Orhan Pamuk narrates his childhood and youth. The narration starts from the moment the writer experiences himself as "I," he talks about his family, searches for the source of happiness and misery in the Istanbul Straits and in the wonderful waters of the Bosporus, and turns to the writers and painters - Turks and Non-Turks, West and East - who contributed to his and his city's self-awareness.

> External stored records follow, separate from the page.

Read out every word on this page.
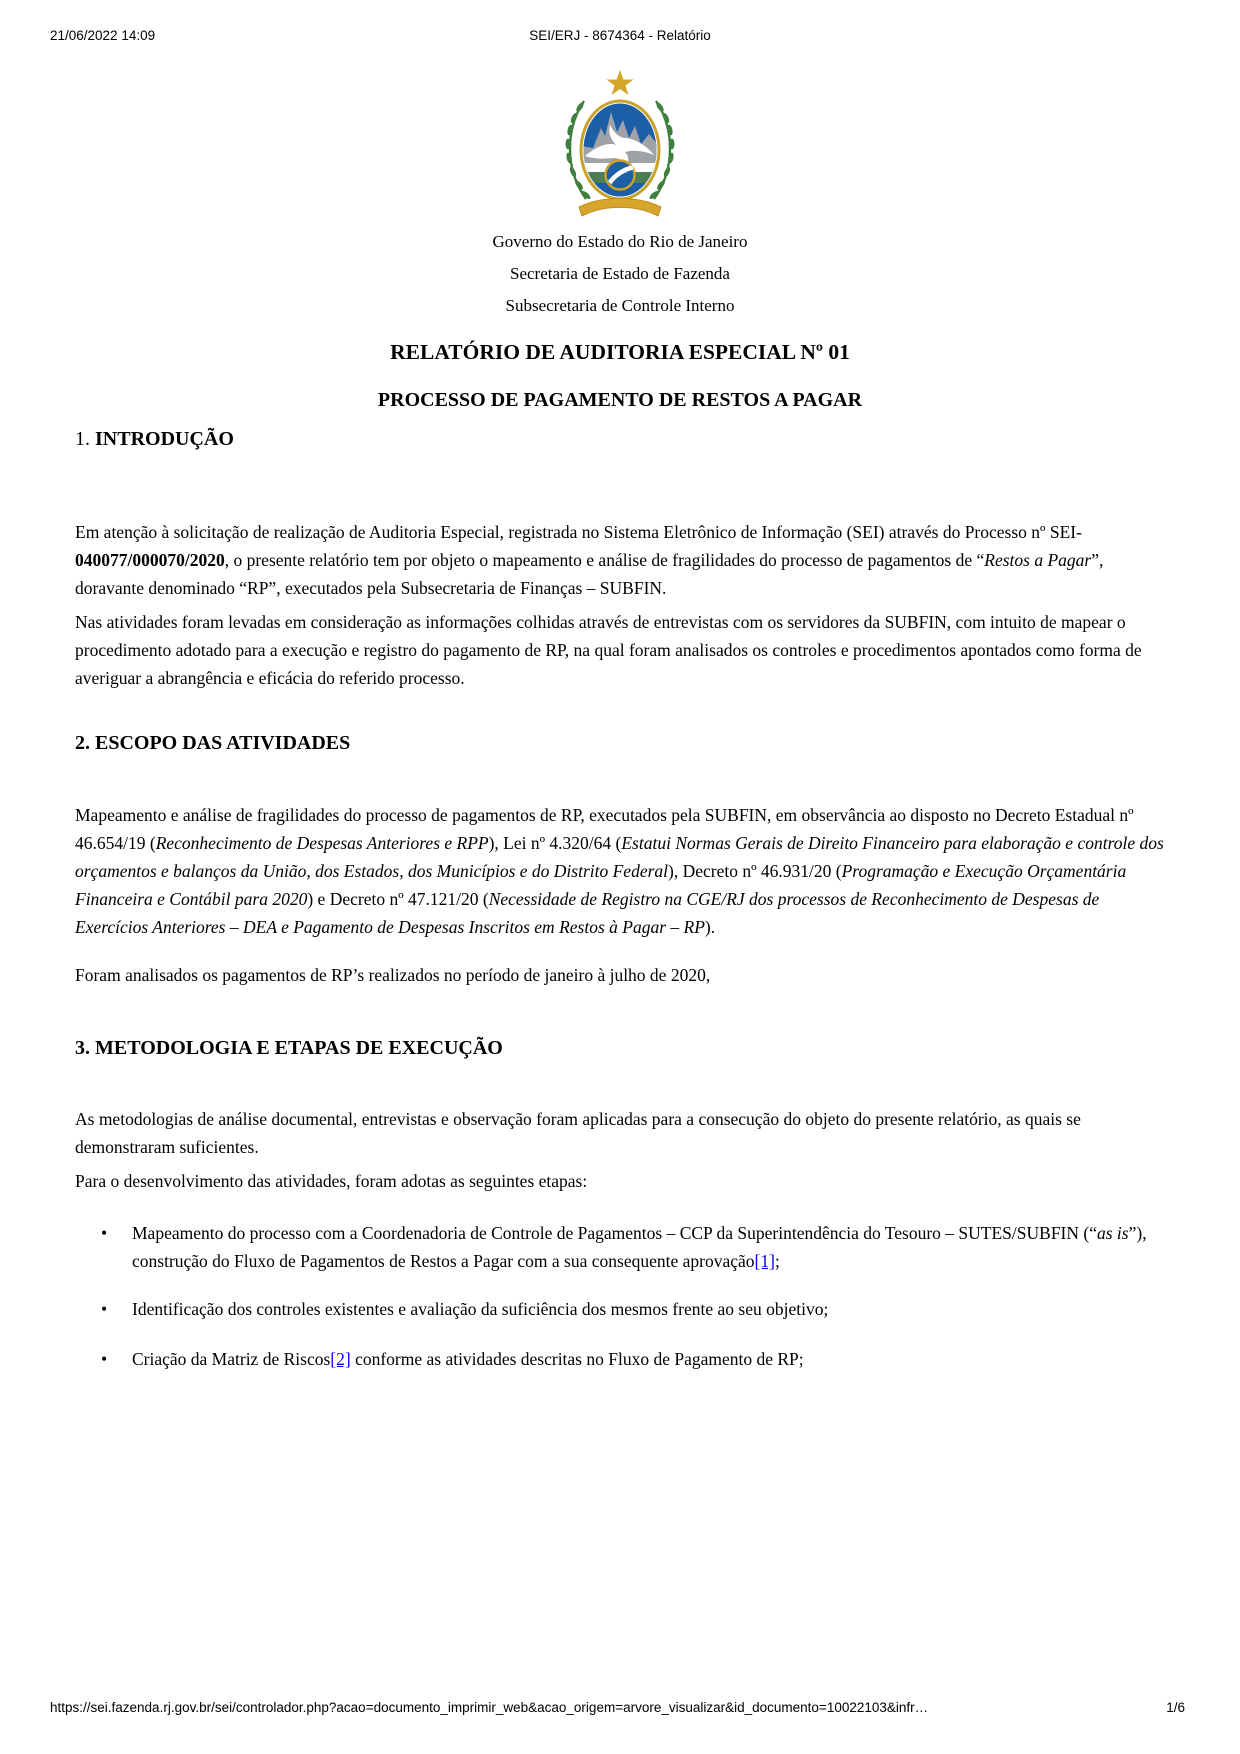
21/06/2022 14:09	SEI/ERJ - 8674364 - Relatório

Governo do Estado do Rio de Janeiro

Secretaria de Estado de Fazenda

Subsecretaria de Controle Interno

RELATÓRIO DE AUDITORIA ESPECIAL Nº 01
PROCESSO DE PAGAMENTO DE RESTOS A PAGAR
1. INTRODUÇÃO

Em atenção à solicitação de realização de Auditoria Especial, registrada no Sistema Eletrônico de Informação (SEI) através do Processo nº SEI-040077/000070/2020, o presente relatório tem por objeto o mapeamento e análise de fragilidades do processo de pagamentos de “Restos a Pagar”, doravante denominado “RP”, executados pela Subsecretaria de Finanças – SUBFIN.

Nas atividades foram levadas em consideração as informações colhidas através de entrevistas com os servidores da SUBFIN, com intuito de mapear o procedimento adotado para a execução e registro do pagamento de RP, na qual foram analisados os controles e procedimentos apontados como forma de averiguar a abrangência e eficácia do referido processo.

2. ESCOPO DAS ATIVIDADES

Mapeamento e análise de fragilidades do processo de pagamentos de RP, executados pela SUBFIN, em observância ao disposto no Decreto Estadual nº 46.654/19 (Reconhecimento de Despesas Anteriores e RPP), Lei nº 4.320/64 (Estatui Normas Gerais de Direito Financeiro para elaboração e controle dos orçamentos e balanços da União, dos Estados, dos Municípios e do Distrito Federal), Decreto nº 46.931/20 (Programação e Execução Orçamentária Financeira e Contábil para 2020) e Decreto nº 47.121/20 (Necessidade de Registro na CGE/RJ dos processos de Reconhecimento de Despesas de Exercícios Anteriores – DEA e Pagamento de Despesas Inscritos em Restos à Pagar – RP).

Foram analisados os pagamentos de RP’s realizados no período de janeiro à julho de 2020,

3. METODOLOGIA E ETAPAS DE EXECUÇÃO

As metodologias de análise documental, entrevistas e observação foram aplicadas para a consecução do objeto do presente relatório, as quais se demonstraram suficientes.

Para o desenvolvimento das atividades, foram adotas as seguintes etapas:

• Mapeamento do processo com a Coordenadoria de Controle de Pagamentos – CCP da Superintendência do Tesouro – SUTES/SUBFIN (“as is”), construção do Fluxo de Pagamentos de Restos a Pagar com a sua consequente aprovação[1];
• Identificação dos controles existentes e avaliação da suficiência dos mesmos frente ao seu objetivo;
• Criação da Matriz de Riscos[2] conforme as atividades descritas no Fluxo de Pagamento de RP;
https://sei.fazenda.rj.gov.br/sei/controlador.php?acao=documento_imprimir_web&acao_origem=arvore_visualizar&id_documento=10022103&infr…	1/6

Through a bit of police fiction, we are tracking the formation of the psychic world of Pamuk and finding, through its penetrating eyes, the alleys of Istanbul in the 1950s, its cobblestone avenues, fire-ravaged wooden mansions, the disappearance of another world and civilization and the difficulties of emerging a new one within the ruins of the first.
A portrait of the legendary city - self-portrait also of the author - and of the hujujun, the sadness, the melancholy, the tristesse, the most powerful and permanent feeling "transmitted to each other by the people of Istanbul and Istanbul itself" and lives in the ruins of a lost empire.
The narrative, in this enriched edition, with 200 additional photographs, converses with photographic material from the author's personal archive and photographs of major photographers, first taken by Aras Guler.